I just bought this headset and so far I'm enjoying the quality, 
Its a 5.1 Surround Headset with Desktop Equalizer Controls

however I'm having difficulties fine tuning the settings for the best eargasm.(e.g. Setting 1 is better in gaming while setting 2 is better in music) 

Im using Realtek HD Audio Manager, the headset is connected via 4 x 3.5 mm jacks(5.1)

I'm using it for youtube, music, gaming and movies.

I want the setting to be good in everything so I won't change it everytime im doing something. and I want a lot of bass(the headset has good vibration) 
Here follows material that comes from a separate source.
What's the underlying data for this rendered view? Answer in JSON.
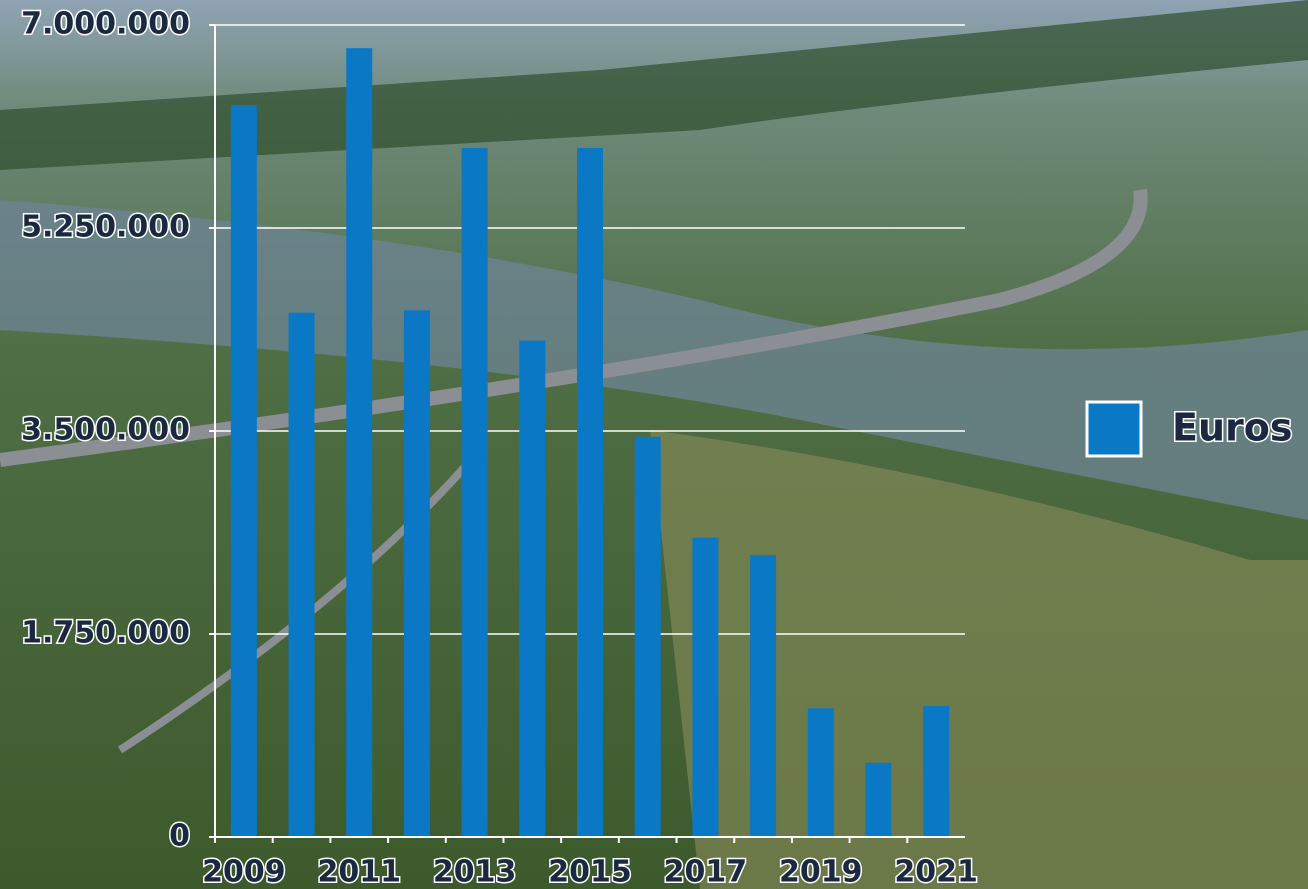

Anyone here who have the same headset or have 5.1 surround headset?? what are the best configurations? 

My current settings

Speaker Config
5.1 Speaker, everything of the left side is checked.
speaker fill, check
bass management, check
loudness equalization, check
sound effects tab
loudness eq, check
equalizer = bass


----------



## Frederik S (Feb 15, 2012)

Turn off all the stuff in the realtek suite and manage the sound quality via the podded amplifier for the best results.


----------



## CJCerny (Feb 15, 2012)

Also important to note that you may not be getting 5.1 from stereo sources. Realtek onboard sound cannot typically output stereo as 5.1 sound. Music and Youtube would be your stereo sources.


----------